Stillman sonrió en silencio, bebió un poco y sacudió la cabeza.

—Veinticuatro millones.

—Sin deudas.

—Parece increíble, ¿no?

—Sí.

—Pues lo que te decía: hay veinticuatro millones, y cuando se hayan salido con la suya los de hacienda, tendremos suerte si queda la mitad.

—Según los contables por ahí va la cosa —dijo Jake.

—Total, que nos quedan doce millones, que sigue siendo un montón de dinero; más del que veremos junto tú y yo. Mi idea es la siguiente, Jake: ¿por qué no intentamos llegar a un acuerdo fuera de los tribunales? Hay tres actores principales: Herschel, Ramona y Lettie. Seguro que podemos cortar el pastel y contentar a todo el mundo.
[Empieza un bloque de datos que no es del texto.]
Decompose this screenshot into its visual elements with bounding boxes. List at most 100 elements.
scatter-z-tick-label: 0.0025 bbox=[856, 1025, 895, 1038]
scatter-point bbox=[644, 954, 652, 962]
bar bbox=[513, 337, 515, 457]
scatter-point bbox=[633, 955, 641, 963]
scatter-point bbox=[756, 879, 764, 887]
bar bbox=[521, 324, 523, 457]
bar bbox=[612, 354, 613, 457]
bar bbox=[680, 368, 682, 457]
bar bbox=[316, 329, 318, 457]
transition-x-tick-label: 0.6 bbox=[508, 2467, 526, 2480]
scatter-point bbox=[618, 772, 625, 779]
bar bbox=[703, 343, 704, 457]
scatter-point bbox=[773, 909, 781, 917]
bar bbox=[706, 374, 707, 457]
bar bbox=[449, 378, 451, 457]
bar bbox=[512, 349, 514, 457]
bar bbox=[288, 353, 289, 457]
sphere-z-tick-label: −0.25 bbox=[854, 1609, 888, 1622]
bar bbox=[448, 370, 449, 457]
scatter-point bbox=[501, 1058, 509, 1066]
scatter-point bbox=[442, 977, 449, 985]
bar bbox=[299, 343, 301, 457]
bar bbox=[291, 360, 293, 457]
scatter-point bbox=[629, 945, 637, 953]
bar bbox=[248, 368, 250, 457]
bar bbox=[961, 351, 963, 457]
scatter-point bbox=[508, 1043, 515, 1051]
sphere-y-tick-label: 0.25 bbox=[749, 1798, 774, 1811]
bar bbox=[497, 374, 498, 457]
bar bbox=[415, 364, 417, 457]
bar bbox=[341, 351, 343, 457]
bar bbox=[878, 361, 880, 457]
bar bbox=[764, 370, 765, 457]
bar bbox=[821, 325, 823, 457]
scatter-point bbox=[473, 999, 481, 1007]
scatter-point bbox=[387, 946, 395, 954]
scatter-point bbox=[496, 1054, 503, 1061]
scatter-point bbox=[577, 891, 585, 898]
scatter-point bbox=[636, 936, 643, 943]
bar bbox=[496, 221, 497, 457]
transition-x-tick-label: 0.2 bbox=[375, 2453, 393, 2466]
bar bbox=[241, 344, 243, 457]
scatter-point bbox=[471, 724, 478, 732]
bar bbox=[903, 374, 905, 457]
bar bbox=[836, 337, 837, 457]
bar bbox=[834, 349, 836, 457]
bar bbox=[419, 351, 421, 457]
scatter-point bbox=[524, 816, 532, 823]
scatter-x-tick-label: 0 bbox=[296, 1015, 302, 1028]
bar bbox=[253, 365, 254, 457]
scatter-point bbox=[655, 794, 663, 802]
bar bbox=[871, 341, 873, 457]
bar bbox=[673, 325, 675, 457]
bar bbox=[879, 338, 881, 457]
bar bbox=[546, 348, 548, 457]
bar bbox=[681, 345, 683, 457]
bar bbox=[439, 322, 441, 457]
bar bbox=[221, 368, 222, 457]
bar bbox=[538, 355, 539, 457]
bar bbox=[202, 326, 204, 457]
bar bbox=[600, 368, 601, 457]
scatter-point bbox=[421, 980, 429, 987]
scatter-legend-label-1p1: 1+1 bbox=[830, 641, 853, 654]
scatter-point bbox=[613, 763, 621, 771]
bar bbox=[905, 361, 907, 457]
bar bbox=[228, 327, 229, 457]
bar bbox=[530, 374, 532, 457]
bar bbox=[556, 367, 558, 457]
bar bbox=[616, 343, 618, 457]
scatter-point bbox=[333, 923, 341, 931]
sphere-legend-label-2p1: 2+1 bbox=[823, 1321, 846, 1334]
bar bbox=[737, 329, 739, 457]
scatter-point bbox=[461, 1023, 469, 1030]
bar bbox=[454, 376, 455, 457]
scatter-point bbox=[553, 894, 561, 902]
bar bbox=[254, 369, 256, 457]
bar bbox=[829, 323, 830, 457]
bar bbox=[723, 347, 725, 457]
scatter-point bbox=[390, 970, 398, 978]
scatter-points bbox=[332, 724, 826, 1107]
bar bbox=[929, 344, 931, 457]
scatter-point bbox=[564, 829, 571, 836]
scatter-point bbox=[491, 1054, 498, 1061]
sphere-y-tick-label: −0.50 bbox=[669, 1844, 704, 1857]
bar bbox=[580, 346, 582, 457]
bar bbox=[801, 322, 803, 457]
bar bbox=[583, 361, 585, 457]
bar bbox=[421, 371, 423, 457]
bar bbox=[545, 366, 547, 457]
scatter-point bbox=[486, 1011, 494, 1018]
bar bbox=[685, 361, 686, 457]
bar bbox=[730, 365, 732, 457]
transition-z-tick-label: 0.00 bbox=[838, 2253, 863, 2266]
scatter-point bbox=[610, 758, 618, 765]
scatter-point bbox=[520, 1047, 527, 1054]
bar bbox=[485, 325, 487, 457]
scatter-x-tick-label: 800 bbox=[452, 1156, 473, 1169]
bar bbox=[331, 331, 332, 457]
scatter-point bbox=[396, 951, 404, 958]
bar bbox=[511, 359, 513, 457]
No era una idea muy original. Jake y Lucien ya la habían sopesado, y tenían la certeza de que los abogados de la parte contraria también. Cada interesado cede un poco, o mucho, se restan los honorarios y los gastos de los abogados, se evita que salga en el periódico, se ahorra uno el estrés y las incertidumbres de los juicios y se le garantiza a todo el mundo un buen trozo de pastel. Tenía toda la lógica del mundo. La posibilidad de un acuerdo extrajudicial estaba siempre en la cabeza de los abogados, siempre, en cualquier pleito.

—¿Es lo que quiere tu cliente? —preguntó Jake.

—No lo sé. Aún no lo hemos hablado. Pero si existe la posibilidad, se lo comentaré a Herschel y le presionaré.

—Ya. Y este pastel que dices… ¿cómo lo cortarías?

Un buen trago, el dorso de una mano por la boca y a lanzarse en más explicaciones.

—Seamos sinceros, Jake, a Lettie Lang no le correspondería gran cosa. Tal como funciona el mundo, y tal como suelen transmitirse los bienes y los patrimonios, no encaja en ningún sitio. No es pariente de nadie, y por muy jodida que pueda estar una familia, el dinero siempre se lo queda la generación siguiente. Ya lo sabes. El 90 por ciento de todo el dinero que circula por vía hereditaria se lo quedan los parientes. 90 por ciento en Mississippi y otro tanto en Nueva York y California, donde los patrimonios, por decirlo de alguna manera, son más grandes. Fíjate en la ley, si muere alguien sin testar, todo su dinero y sus bienes se transmiten exclusivamente a su familia consanguínea. La ley prefiere que el dinero se quede en las familias.

—Es verdad, pero en este caso no podemos llegar a ningún acuerdo si le decimos a Lettie que se quedará sin nada.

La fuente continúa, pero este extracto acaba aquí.